Select Committee on European Union Forty-Ninth Report


Letter from Denis MacShane, Minister for Europe, to the Chairman

  During my evidence session to your Committee on 21 January, I promised to write to you in reply to Lord Scott of Foscote's question about the practical challenges of enlargement, concerning the size of the European Court of Justice (ECJ). Please accept my apologies for the delay in responding.

  The European Community Treaty, as amended by the Treaty of Nice, which is now in force, provides that the ECJ shall consist of one judge per Member State. This will continue to be the case following enlargement.
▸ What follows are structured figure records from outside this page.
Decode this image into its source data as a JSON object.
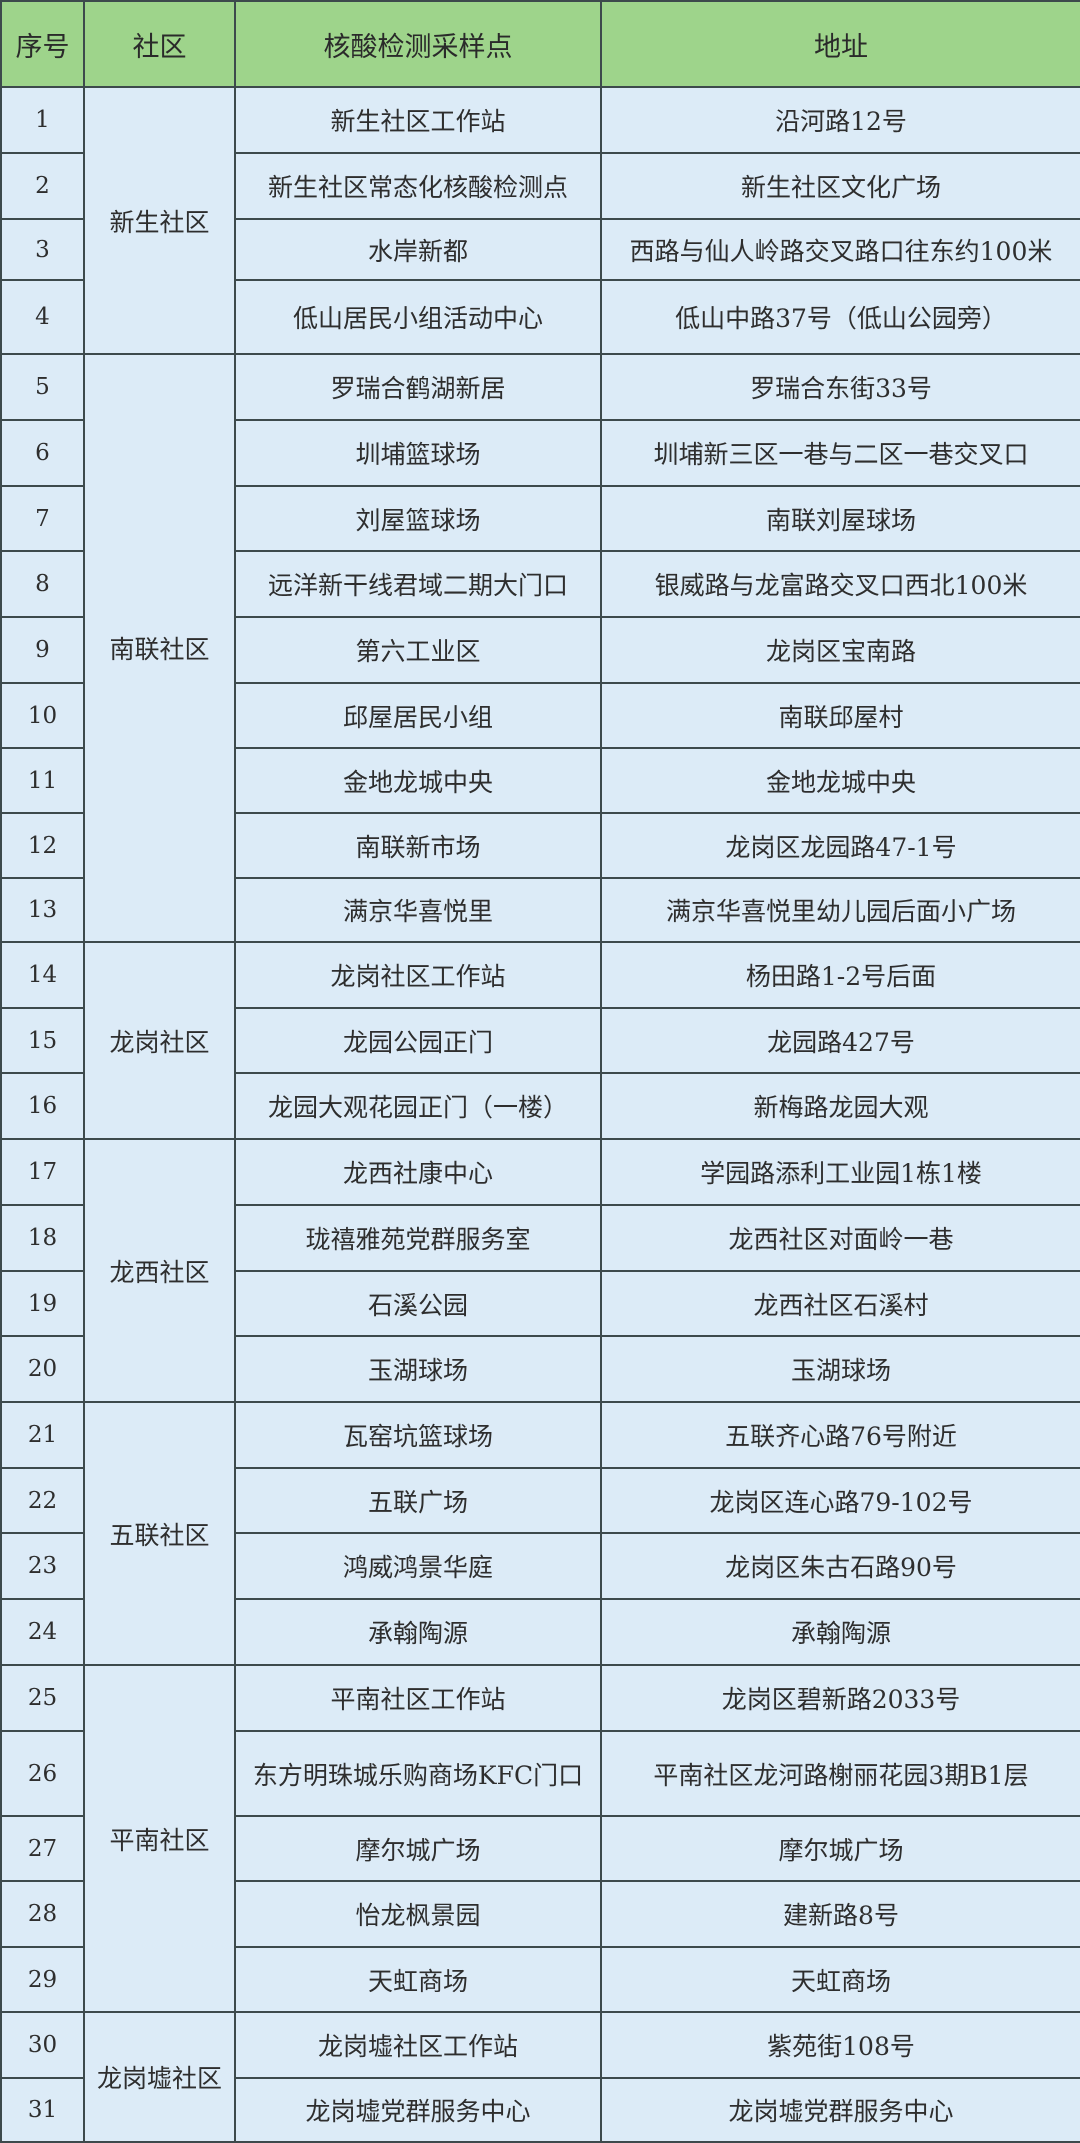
{
  "headers": [
    "序号",
    "社区",
    "核酸检测采样点",
    "地址"
  ],
  "colors": {
    "header_bg": "#9ed48b",
    "body_bg": "#dcebf7",
    "border": "#3d4a4c"
  },
  "groups": [
    {
      "community": "新生社区",
      "rows": [
        {
          "seq": "1",
          "site": "新生社区工作站",
          "address": "沿河路12号"
        },
        {
          "seq": "2",
          "site": "新生社区常态化核酸检测点",
          "address": "新生社区文化广场"
        },
        {
          "seq": "3",
          "site": "水岸新都",
          "address": "西路与仙人岭路交叉路口往东约100米"
        },
        {
          "seq": "4",
          "site": "低山居民小组活动中心",
          "address": "低山中路37号（低山公园旁）"
        }
      ]
    },
    {
      "community": "南联社区",
      "rows": [
        {
          "seq": "5",
          "site": "罗瑞合鹤湖新居",
          "address": "罗瑞合东街33号"
        },
        {
          "seq": "6",
          "site": "圳埔篮球场",
          "address": "圳埔新三区一巷与二区一巷交叉口"
        },
        {
          "seq": "7",
          "site": "刘屋篮球场",
          "address": "南联刘屋球场"
        },
        {
          "seq": "8",
          "site": "远洋新干线君域二期大门口",
          "address": "银威路与龙富路交叉口西北100米"
        },
        {
          "seq": "9",
          "site": "第六工业区",
          "address": "龙岗区宝南路"
        },
        {
          "seq": "10",
          "site": "邱屋居民小组",
          "address": "南联邱屋村"
        },
        {
          "seq": "11",
          "site": "金地龙城中央",
          "address": "金地龙城中央"
        },
        {
          "seq": "12",
          "site": "南联新市场",
          "address": "龙岗区龙园路47-1号"
        },
        {
          "seq": "13",
          "site": "满京华喜悦里",
          "address": "满京华喜悦里幼儿园后面小广场"
        }
      ]
    },
    {
      "community": "龙岗社区",
      "rows": [
        {
          "seq": "14",
          "site": "龙岗社区工作站",
          "address": "杨田路1-2号后面"
        },
        {
          "seq": "15",
          "site": "龙园公园正门",
          "address": "龙园路427号"
        },
        {
          "seq": "16",
          "site": "龙园大观花园正门（一楼）",
          "address": "新梅路龙园大观"
        }
      ]
    },
    {
      "community": "龙西社区",
      "rows": [
        {
          "seq": "17",
          "site": "龙西社康中心",
          "address": "学园路添利工业园1栋1楼"
        },
        {
          "seq": "18",
          "site": "珑禧雅苑党群服务室",
          "address": "龙西社区对面岭一巷"
        },
        {
          "seq": "19",
          "site": "石溪公园",
          "address": "龙西社区石溪村"
        },
        {
          "seq": "20",
          "site": "玉湖球场",
          "address": "玉湖球场"
        }
      ]
    },
    {
      "community": "五联社区",
      "rows": [
        {
          "seq": "21",
          "site": "瓦窑坑篮球场",
          "address": "五联齐心路76号附近"
        },
        {
          "seq": "22",
          "site": "五联广场",
          "address": "龙岗区连心路79-102号"
        },
        {
          "seq": "23",
          "site": "鸿威鸿景华庭",
          "address": "龙岗区朱古石路90号"
        },
        {
          "seq": "24",
          "site": "承翰陶源",
          "address": "承翰陶源"
        }
      ]
    },
    {
      "community": "平南社区",
      "rows": [
        {
          "seq": "25",
          "site": "平南社区工作站",
          "address": "龙岗区碧新路2033号"
        },
        {
          "seq": "26",
          "site": "东方明珠城乐购商场KFC门口",
          "address": "平南社区龙河路榭丽花园3期B1层"
        },
        {
          "seq": "27",
          "site": "摩尔城广场",
          "address": "摩尔城广场"
        },
        {
          "seq": "28",
          "site": "怡龙枫景园",
          "address": "建新路8号"
        },
        {
          "seq": "29",
          "site": "天虹商场",
          "address": "天虹商场"
        }
      ]
    },
    {
      "community": "龙岗墟社区",
      "rows": [
        {
          "seq": "30",
          "site": "龙岗墟社区工作站",
          "address": "紫苑街108号"
        },
        {
          "seq": "31",
          "site": "龙岗墟党群服务中心",
          "address": "龙岗墟党群服务中心"
        }
      ]
    }
  ]
}
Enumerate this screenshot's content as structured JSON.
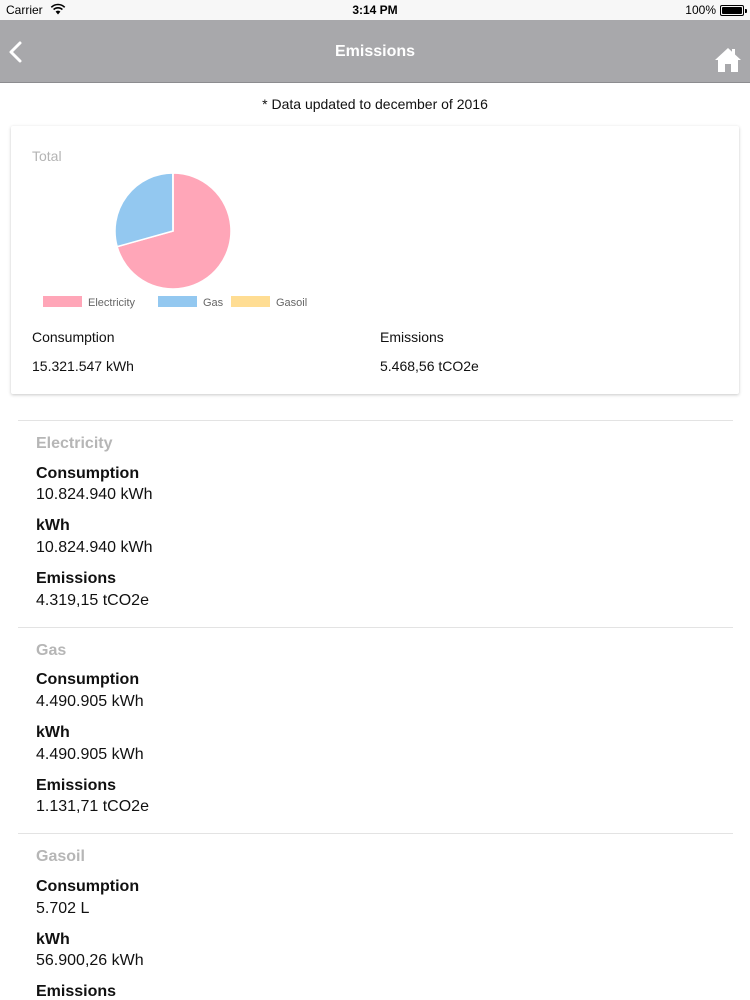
{
  "status_bar": {
    "carrier": "Carrier",
    "time": "3:14 PM",
    "battery": "100%"
  },
  "nav": {
    "title": "Emissions",
    "back_icon": "chevron-left-icon",
    "home_icon": "home-icon"
  },
  "note": "* Data updated to december of 2016",
  "summary": {
    "title": "Total",
    "consumption_label": "Consumption",
    "consumption_value": "15.321.547 kWh",
    "emissions_label": "Emissions",
    "emissions_value": "5.468,56 tCO2e"
  },
  "chart_data": {
    "type": "pie",
    "title": "Total",
    "labels": [
      "Electricity",
      "Gas",
      "Gasoil"
    ],
    "values": [
      10824940,
      4490905,
      5702
    ],
    "colors": [
      "#ffa6b8",
      "#93c8f0",
      "#ffdd93"
    ],
    "legend_position": "bottom-left"
  },
  "sections": [
    {
      "title": "Electricity",
      "consumption_label": "Consumption",
      "consumption_value": "10.824.940 kWh",
      "kwh_label": "kWh",
      "kwh_value": "10.824.940 kWh",
      "emissions_label": "Emissions",
      "emissions_value": "4.319,15 tCO2e"
    },
    {
      "title": "Gas",
      "consumption_label": "Consumption",
      "consumption_value": "4.490.905 kWh",
      "kwh_label": "kWh",
      "kwh_value": "4.490.905 kWh",
      "emissions_label": "Emissions",
      "emissions_value": "1.131,71 tCO2e"
    },
    {
      "title": "Gasoil",
      "consumption_label": "Consumption",
      "consumption_value": "5.702 L",
      "kwh_label": "kWh",
      "kwh_value": "56.900,26 kWh",
      "emissions_label": "Emissions"
    }
  ]
}
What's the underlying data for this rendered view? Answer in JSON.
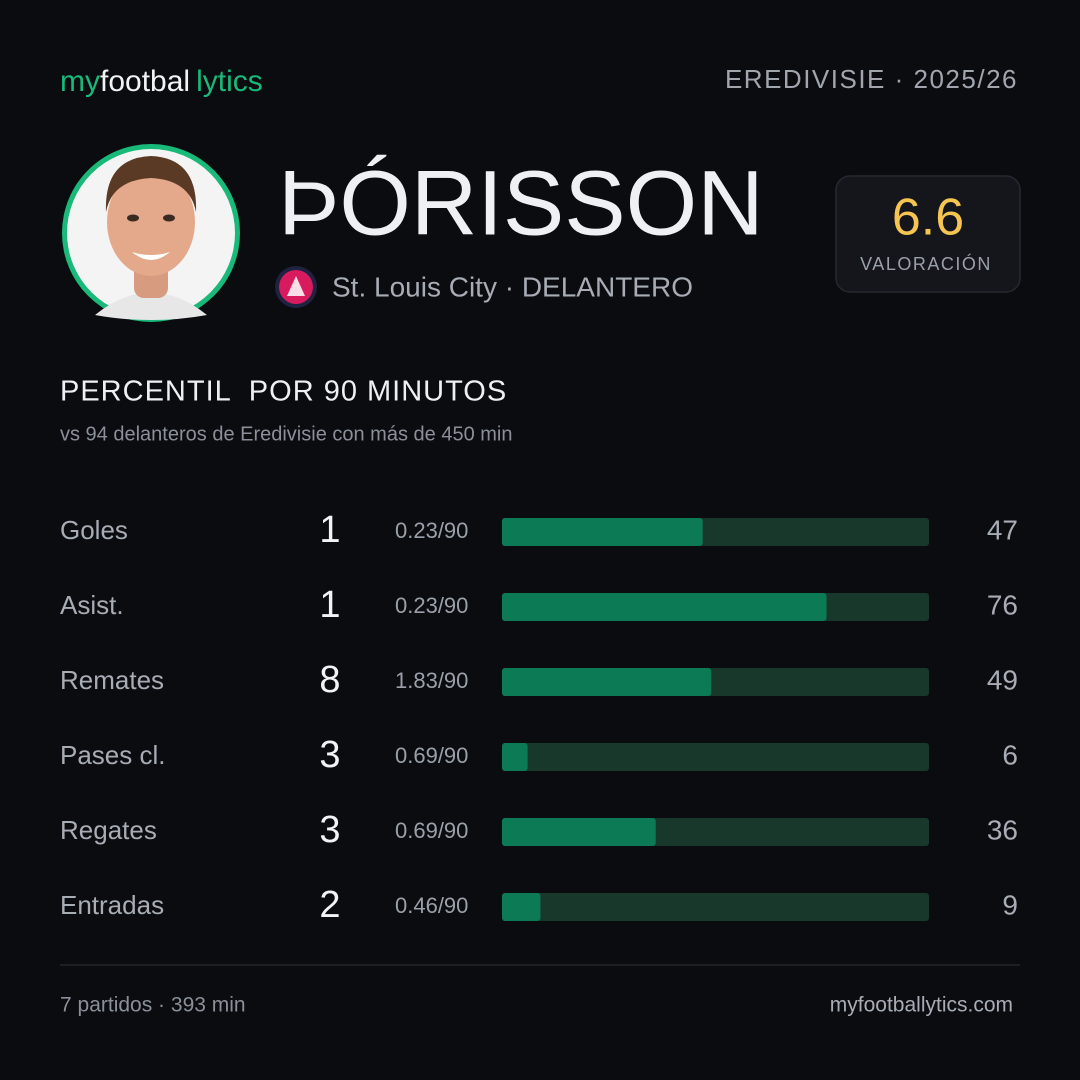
{
  "brand": {
    "part1": "my",
    "part2": "footbal",
    "part3": "lytics"
  },
  "league": "EREDIVISIE · 2025/26",
  "player": {
    "name": "ÞÓRISSON",
    "club": "St. Louis City · DELANTERO"
  },
  "rating": {
    "value": 6.6,
    "label": "VALORACIÓN"
  },
  "section": {
    "title": "PERCENTIL  POR 90 MINUTOS",
    "subtitle": "vs 94 delanteros de Eredivisie con más de 450 min"
  },
  "stats": {
    "xlim": [
      0,
      100
    ],
    "rows": [
      {
        "label": "Goles",
        "total": 1,
        "per90": "0.23/90",
        "percentile": 47
      },
      {
        "label": "Asist.",
        "total": 1,
        "per90": "0.23/90",
        "percentile": 76
      },
      {
        "label": "Remates",
        "total": 8,
        "per90": "1.83/90",
        "percentile": 49
      },
      {
        "label": "Pases cl.",
        "total": 3,
        "per90": "0.69/90",
        "percentile": 6
      },
      {
        "label": "Regates",
        "total": 3,
        "per90": "0.69/90",
        "percentile": 36
      },
      {
        "label": "Entradas",
        "total": 2,
        "per90": "0.46/90",
        "percentile": 9
      }
    ]
  },
  "footer": {
    "left": "7 partidos · 393 min",
    "right": "myfootballytics.com"
  }
}
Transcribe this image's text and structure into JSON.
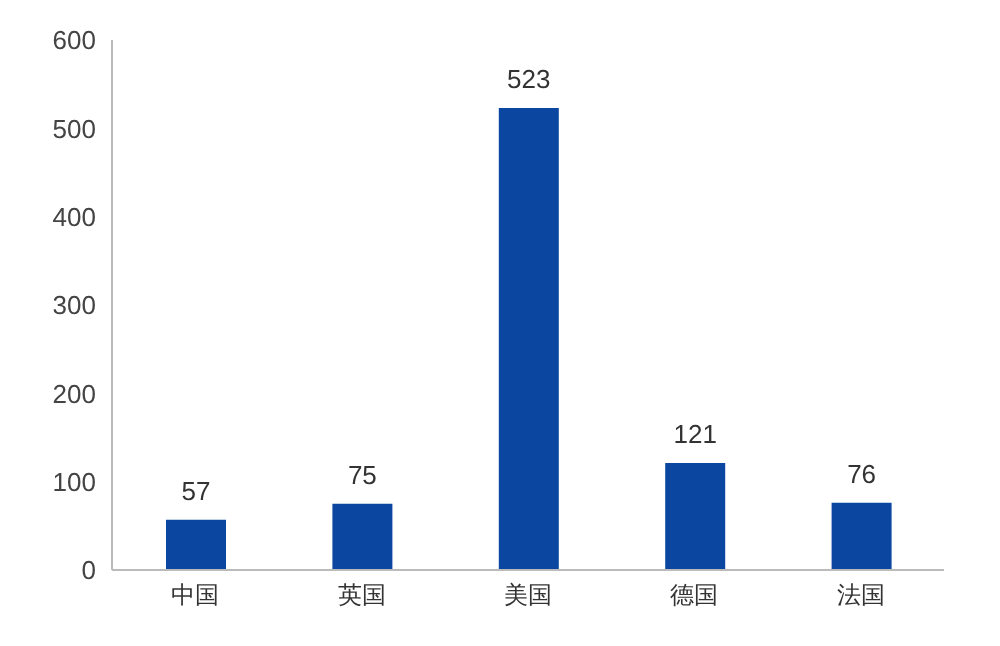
{
  "chart_data": {
    "type": "bar",
    "categories": [
      "中国",
      "英国",
      "美国",
      "德国",
      "法国"
    ],
    "values": [
      57,
      75,
      523,
      121,
      76
    ],
    "color": "#0b47a1",
    "ylim": [
      0,
      600
    ],
    "yticks": [
      0,
      100,
      200,
      300,
      400,
      500,
      600
    ],
    "data_labels": true
  }
}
  Prior to the Nice Treaty, it was already possible for the court to sit in chambers in certain cases. Under the Nice reforms, the ECJ can now sit in chambers, as a Grand Chamber or as the full court, as determined by the Statute of the Court. This further increases the ECJ's flexibility to sit in smaller numbers. It is important to maintain the principle of one judge per Member State in the ECJ. This makes a crucial contribution to ensuring that the ECJ as a body acts with a sound understanding of the EU's different legal traditions.

  The Convention on the Future of Europe has set up a discussion circle on the ECJ. Baroness Scotland and Lord Maclennan are both members of this group, which will consider in more detail issues relating to the ECJ.